In the Settings we find a considerable number of changes and new options, including:
- A handy search bar at the top to quickly find the setting you need. And if you frequently use the iCloud Keychain to store your passwords and have found yourself consulting a particular password list in Safari settings more than once, yes, it now has its own search engine, too.
- Group by application. Now the notifications are grouped by date and time but if we prefer the previous behaviour we can activate it here.
- Among the Accessibility settings we have a new section called Touch Facilities with adjustments to set how the screen will respond to touch.
- In the same section, Vibration allows us to turn off all iPhone vibrations with a single switch, including earthquake, tsunami, and other emergency warnings; while Shake to undo allows us to turn off this option in case we accidentally shake the iPhone.
- Until now, iPad users were the only ones who could choose whether to use the side switch to block rotation or mute the device. Now we have that freedom on the iPhone and iPod touch as well. Interestingly, if we choose the option to lock rotation, the Control Center button for this feature disappears, leaving room for future betas to be exchanged for a mute button or perhaps greater organization within these shortcuts.
- Battery details have been moved to a new separate section with more details on app consumption and the option to manually activate the new Low Power Mode.
- Among the Mail settings we have the option to disable the new feature to search for contacts in our mail that allows the iPhone to try to identify calls from numbers that may not be in our address book but in the signature of some email we have received.
- A new Notes setting allows us to choose the default format with which we will start writing a note.

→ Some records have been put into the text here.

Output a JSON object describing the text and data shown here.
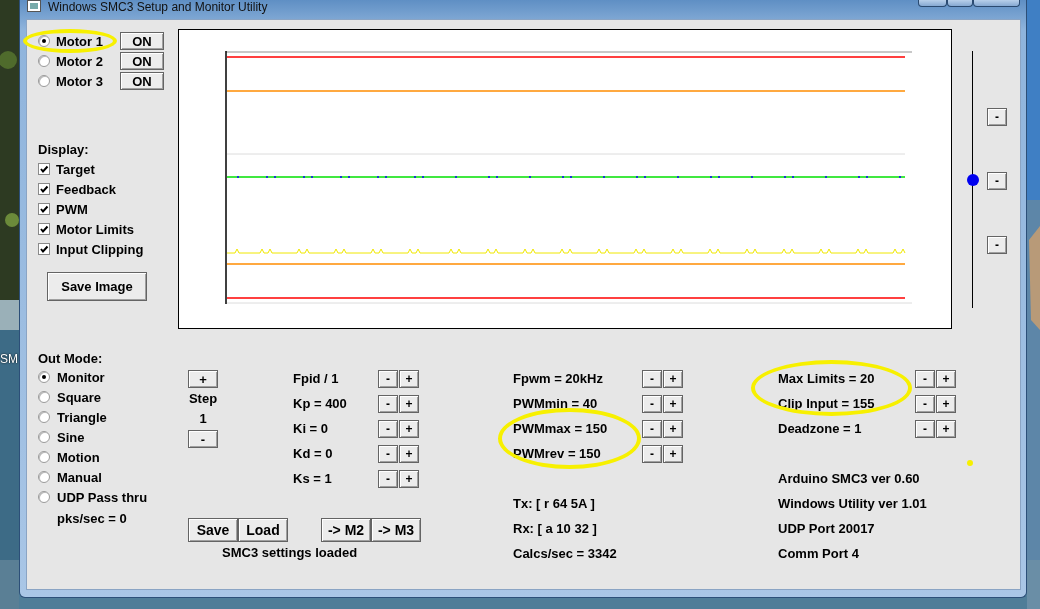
{
  "window": {
    "title": "Windows SMC3 Setup and Monitor Utility"
  },
  "desktop": {
    "icon_label": "SM"
  },
  "motors": [
    {
      "label": "Motor 1",
      "selected": true,
      "button": "ON"
    },
    {
      "label": "Motor 2",
      "selected": false,
      "button": "ON"
    },
    {
      "label": "Motor 3",
      "selected": false,
      "button": "ON"
    }
  ],
  "display": {
    "label": "Display:",
    "options": [
      {
        "label": "Target",
        "checked": true
      },
      {
        "label": "Feedback",
        "checked": true
      },
      {
        "label": "PWM",
        "checked": true
      },
      {
        "label": "Motor Limits",
        "checked": true
      },
      {
        "label": "Input Clipping",
        "checked": true
      }
    ]
  },
  "save_image_button": "Save Image",
  "position_slider": {
    "level": 0.5
  },
  "slider_buttons": [
    "-",
    "-",
    "-"
  ],
  "out_mode": {
    "label": "Out Mode:",
    "options": [
      {
        "label": "Monitor",
        "selected": true
      },
      {
        "label": "Square",
        "selected": false
      },
      {
        "label": "Triangle",
        "selected": false
      },
      {
        "label": "Sine",
        "selected": false
      },
      {
        "label": "Motion",
        "selected": false
      },
      {
        "label": "Manual",
        "selected": false
      },
      {
        "label": "UDP Pass thru",
        "selected": false
      }
    ],
    "packets": "pks/sec = 0"
  },
  "step": {
    "increase": "+",
    "label": "Step",
    "value": "1",
    "decrease": "-"
  },
  "pid_params": [
    {
      "label": "Fpid / 1",
      "minus": "-",
      "plus": "+"
    },
    {
      "label": "Kp = 400",
      "minus": "-",
      "plus": "+"
    },
    {
      "label": "Ki = 0",
      "minus": "-",
      "plus": "+"
    },
    {
      "label": "Kd = 0",
      "minus": "-",
      "plus": "+"
    },
    {
      "label": "Ks = 1",
      "minus": "-",
      "plus": "+"
    }
  ],
  "settings_buttons": [
    "Save",
    "Load"
  ],
  "copy_buttons": [
    "-> M2",
    "-> M3"
  ],
  "status": "SMC3 settings loaded",
  "pwm_params": [
    {
      "label": "Fpwm = 20kHz",
      "minus": "-",
      "plus": "+"
    },
    {
      "label": "PWMmin = 40",
      "minus": "-",
      "plus": "+"
    },
    {
      "label": "PWMmax = 150",
      "minus": "-",
      "plus": "+"
    },
    {
      "label": "PWMrev = 150",
      "minus": "-",
      "plus": "+"
    }
  ],
  "comm_stats": [
    "Tx: [ r 64 5A ]",
    "Rx: [ a 10 32 ]",
    "Calcs/sec = 3342"
  ],
  "limit_params": [
    {
      "label": "Max Limits = 20",
      "minus": "-",
      "plus": "+"
    },
    {
      "label": "Clip Input = 155",
      "minus": "-",
      "plus": "+"
    },
    {
      "label": "Deadzone = 1",
      "minus": "-",
      "plus": "+"
    }
  ],
  "versions": [
    "Arduino SMC3 ver 0.60",
    "Windows Utility ver 1.01",
    "UDP Port 20017",
    "Comm Port 4"
  ]
}
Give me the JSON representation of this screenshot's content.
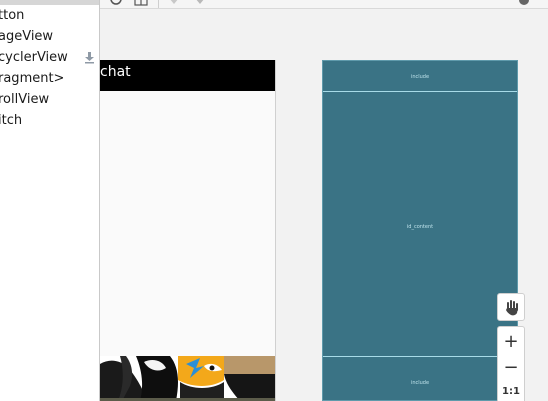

- The Continuity settings for receiving calls on other devices has been moved from FaceTime to Phone. It makes sense.
- Safari has something called Content Blockers but it seems to be a “work in progress” and still doesn’t show anything inside.
- Now we can choose the resolution with which our iPhone will record the videos by default differentiating between normal and slow motion recording: 720p at 30 fps, 1080p at 30 fps or 1080p at 60 fas for the first one, and 720p or 1080p at 240 fps for the second one.
- We can make Siri remain silent when we have the device in silence through the Audio Response option.
- By default Touch ID users must now use a 6 digit code instead of the usual 4, although there is an option to continue as usual. There is also a security option to allow a wallet to appear on the lock screen by double-clicking on the start button.
- CarPlay wireless mode isn’t ready yet, but we can pair our car with iPhone wirelessly.
We won’t talk about the music app this time since it’s really not so much a new feature of iOS 9 as the next update to iOS 8.4, and we can’t show you anything about the iPad’s multi-window modes or the new News app, not included in this first developer beta.
In any case, and even if we don’t see how the betas evolve until their final launch in autumn and the more than probable hidden novelties linked to hardware (Force Touch with the next iPhone), my note is of notable , although scraped because of the insufficient coverage of the public transport maps.